In terms of economic indicators, market participants will be closely monitoring the release of flash purchasing managers’ index figures scheduled for Thursday. Analysts project that the preliminary manufacturing PMI reading from S&P Global for July will register at 52.7, reflecting a modest decline from the 52.9 observed in the preceding month. A measure of services activity is projected to increase marginally to 53.0 from 52.9. Values exceeding the 50-point threshold signify expansion. In light of the prevailing uncertainty regarding the direction of Trump’s aggressive tariffs, the U.S. economy has exhibited a wide array of resilience indicators. The equity market has reached unprecedented levels, retail sales have exceeded expectations, consumer confidence has shown signs of recovery, and the anticipated surge in inflation — which was a significant concern following Trump’s announcement of “reciprocal” tariffs in April — has not materialized as of yet. However, it has been noted that the effects of the tariffs may become evident in the forthcoming months.

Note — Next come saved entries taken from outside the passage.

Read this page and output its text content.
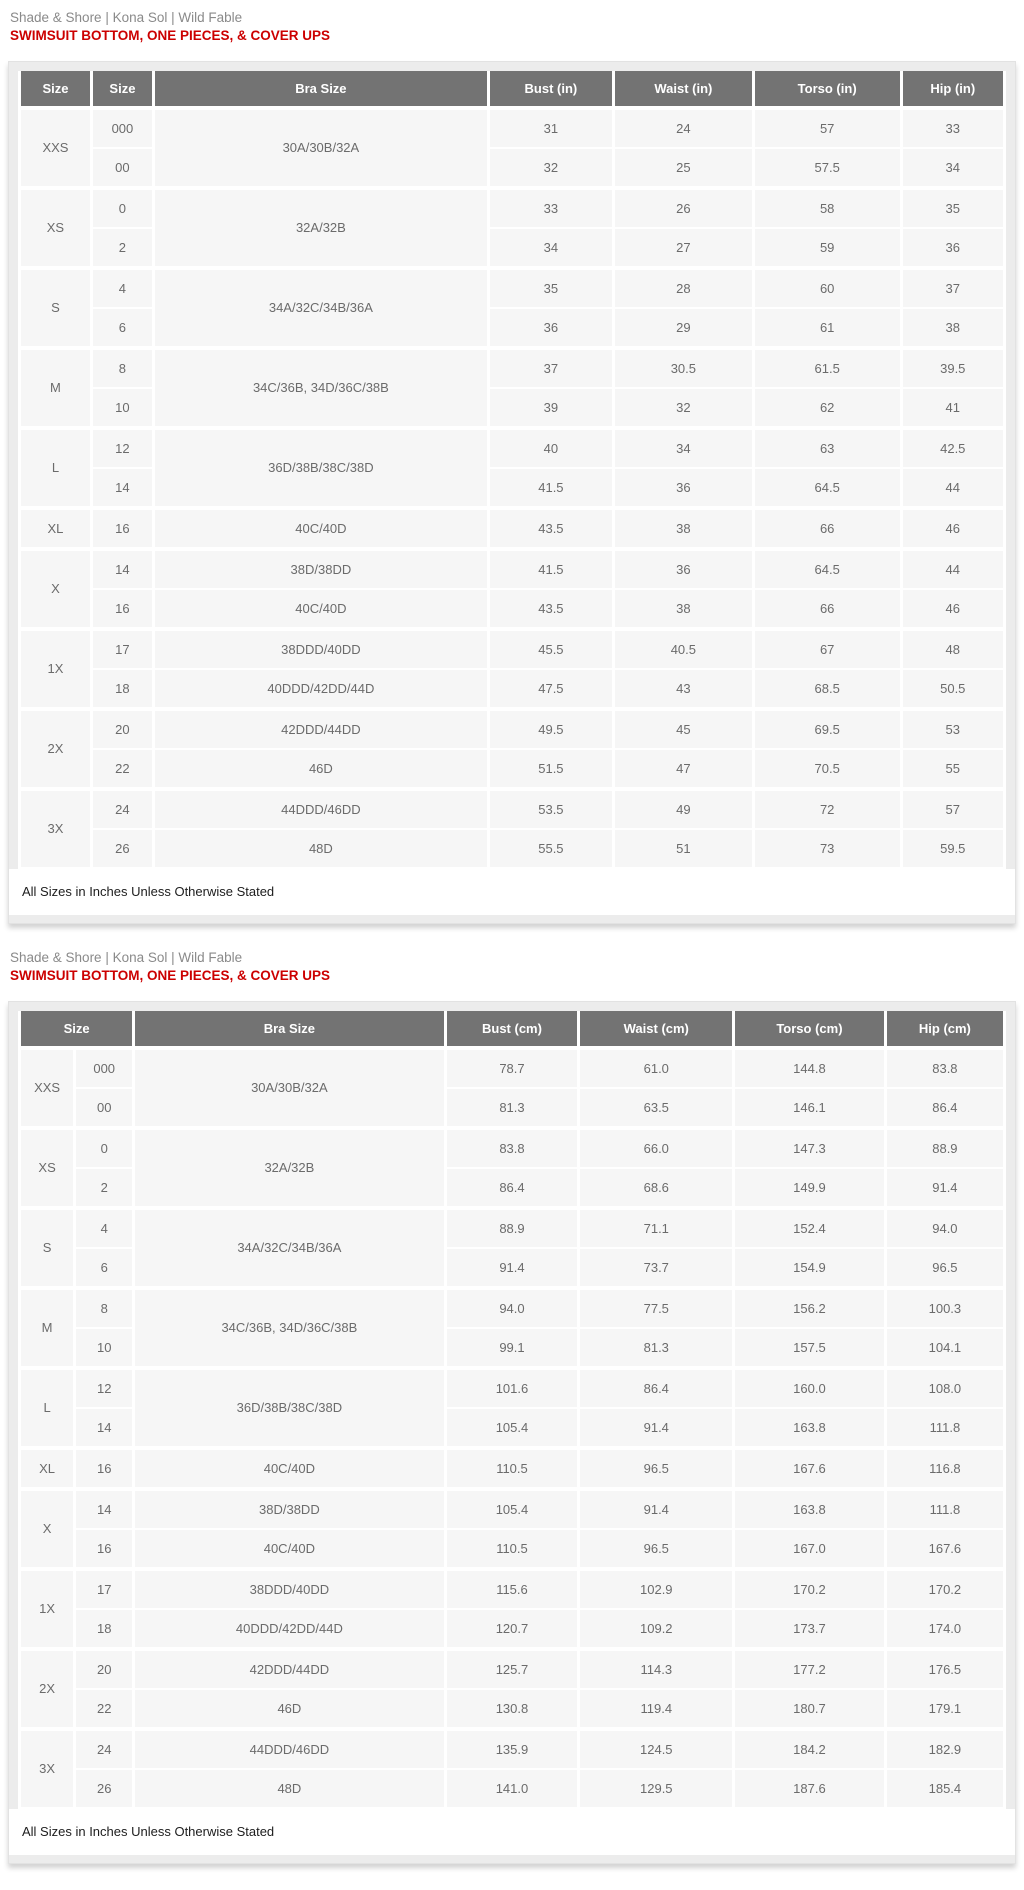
Shade & Shore | Kona Sol | Wild Fable
SWIMSUIT BOTTOM, ONE PIECES, & COVER UPS
Size	Size	Bra Size	Bust (in)	Waist (in)	Torso (in)	Hip (in)
XXS	000	30A/30B/32A	31	24	57	33
	00		32	25	57.5	34
XS	0	32A/32B	33	26	58	35
	2		34	27	59	36
S	4	34A/32C/34B/36A	35	28	60	37
	6		36	29	61	38
M	8	34C/36B, 34D/36C/38B	37	30.5	61.5	39.5
	10		39	32	62	41
L	12	36D/38B/38C/38D	40	34	63	42.5
	14		41.5	36	64.5	44
XL	16	40C/40D	43.5	38	66	46
X	14	38D/38DD	41.5	36	64.5	44
	16	40C/40D	43.5	38	66	46
1X	17	38DDD/40DD	45.5	40.5	67	48
	18	40DDD/42DD/44D	47.5	43	68.5	50.5
2X	20	42DDD/44DD	49.5	45	69.5	53
	22	46D	51.5	47	70.5	55
3X	24	44DDD/46DD	53.5	49	72	57
	26	48D	55.5	51	73	59.5
All Sizes in Inches Unless Otherwise Stated
Shade & Shore | Kona Sol | Wild Fable
SWIMSUIT BOTTOM, ONE PIECES, & COVER UPS
Size		Bra Size	Bust (cm)	Waist (cm)	Torso (cm)	Hip (cm)
XXS	000	30A/30B/32A	78.7	61.0	144.8	83.8
	00		81.3	63.5	146.1	86.4
XS	0	32A/32B	83.8	66.0	147.3	88.9
	2		86.4	68.6	149.9	91.4
S	4	34A/32C/34B/36A	88.9	71.1	152.4	94.0
	6		91.4	73.7	154.9	96.5
M	8	34C/36B, 34D/36C/38B	94.0	77.5	156.2	100.3
	10		99.1	81.3	157.5	104.1
L	12	36D/38B/38C/38D	101.6	86.4	160.0	108.0
	14		105.4	91.4	163.8	111.8
XL	16	40C/40D	110.5	96.5	167.6	116.8
X	14	38D/38DD	105.4	91.4	163.8	111.8
	16	40C/40D	110.5	96.5	167.0	167.6
1X	17	38DDD/40DD	115.6	102.9	170.2	170.2
	18	40DDD/42DD/44D	120.7	109.2	173.7	174.0
2X	20	42DDD/44DD	125.7	114.3	177.2	176.5
	22	46D	130.8	119.4	180.7	179.1
3X	24	44DDD/46DD	135.9	124.5	184.2	182.9
	26	48D	141.0	129.5	187.6	185.4
All Sizes in Inches Unless Otherwise Stated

The European Central Bank is set to announce its forthcoming policy decision on July 24, with market participants largely expecting that it will maintain the current levels of key interest rates. It is the consensus among analysts that the ECB will maintain its key deposit rate at 2%. During the most recent meeting in June, decision-makers, supported by indications of diminishing inflation and lackluster economic performance within the 20-member euro zone, reduced interest rates by 25 basis points. The eighth reduction within a year has occurred, accompanied by a signal from the ECB suggesting a probable pause in July, primarily attributable to the prevailing uncertainty surrounding trade tensions with Washington. “The ECB’s forthcoming actions will be significantly shaped by the evolution of the tariff dispute and its repercussions on growth projections,” analysts at Erste Group stated in a note. On Wednesday, the Financial Times indicated that, in conjunction with a 15% tariff on European imports, a trade agreement between the EU and the U.S. would entail both parties eliminating tariffs on select goods, including spirits, medical devices, and aircraft. However, the EU stands prepared to implement a possible 93 billion euro package of retaliatory duties should an agreement not be achieved by August 1, according to the report.